Structural and thermodynamic characterization of protein-protein interactions involved in TGF-beta signal transduction.

摘要

Transforming Growth Factor beta (TGF-beta) cytokines play central roles in embryogenesis, immunity, and tumour suppression. Signals from these cytokines are propogated through receptors which activate transcription factors called Smads. In addition to binding DNA Smad proteins form regulatory interactions with many cytoplasmic and nuclear proteins. Downregulation of various TGF-beta signalling components is mediated by ubiquitin ligases called Smad Ubiquitin Regulatory Factors (Smurf).
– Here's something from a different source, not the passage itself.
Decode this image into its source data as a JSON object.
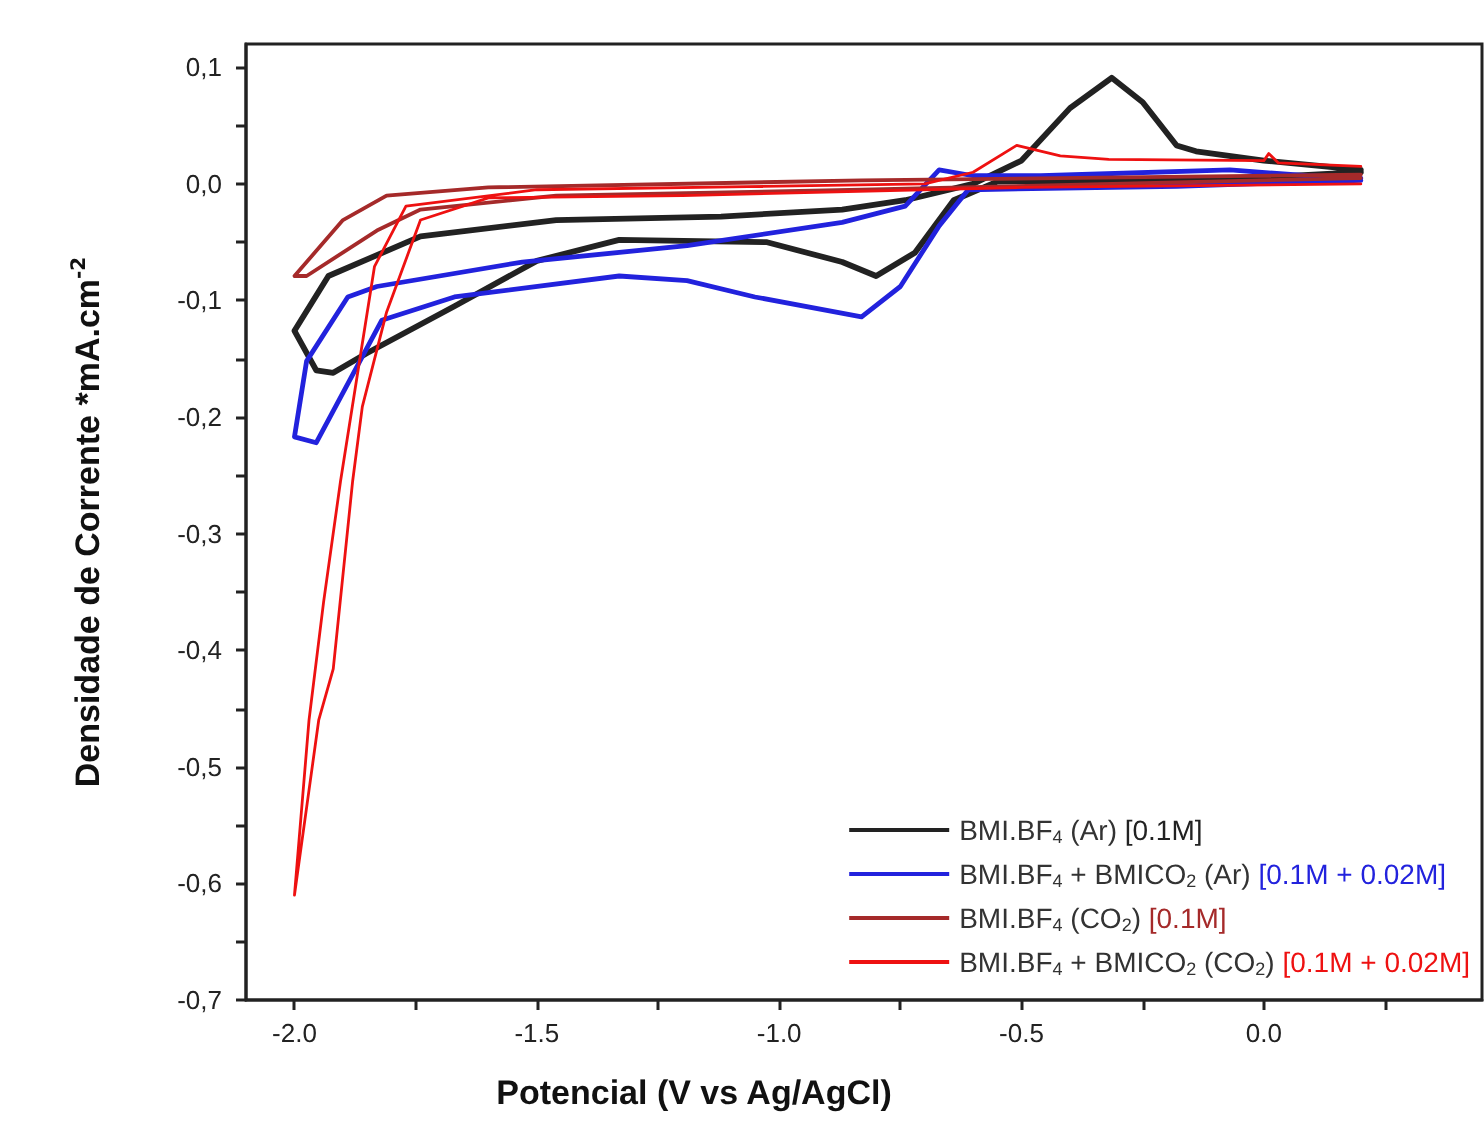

The goal of this thesis was to increase understanding of the structural and thermodyanmic basis for Smad and Smurf function.; The Smad2 Mad Homology 2 (MH2) domain binds to many diverse proteins. NMR was used to investigate the structure of one interacting protein, the Smad Binding Domain (SBD) of Smad Anchor for Receptor Activation (SARA). The results indicate that unbound SBD is disordered and forms no stable secondary or tertiary structures. Fluorescence binding studies indicate that no region of SBD dominates the interaction between MH2 and SBD. My results are consistent with a series of hydrophobic patches on the MH2 that are able to recognize disordered regions of proteins. These findings elucidate a mechanism by which a single domain (MH2) can specifically recognize diverse proteins that are unrelated by sequence.; Smurf2 ubiquitinates the TGF-beta receptor complex to target it for degradation. Receptor recognition by Smurf2 occurs through an intermediary protein: Smad7. To probe Smurf2 specificity and recognition of Smad7, the solution structure of a complex between the third WW domain (WW3) of Smurf2 and a peptide from Smad7 containing a PPXY motif was determined. This revealed a novel interaction mode between the WW3 domain and PY motif, which allows Smurf2 to recognize a subset of PY motif containing proteins, including Smad7. This target recognition mode provides a basis for Smurf2 specificity.; Crystal structures of HECT domains from different E3 enzymes suggest that these domains undergo significant conformational change that is important for enzymatic function. To obtain samples of Smurf2 HECT suitable for NMR analysis an iterative screening approach was developed. This approach resulted in significant improvements in NMR spectra and contributes to development of screening methods for NMR. Additionally, these results have increased our understanding of HECT domain dynamics.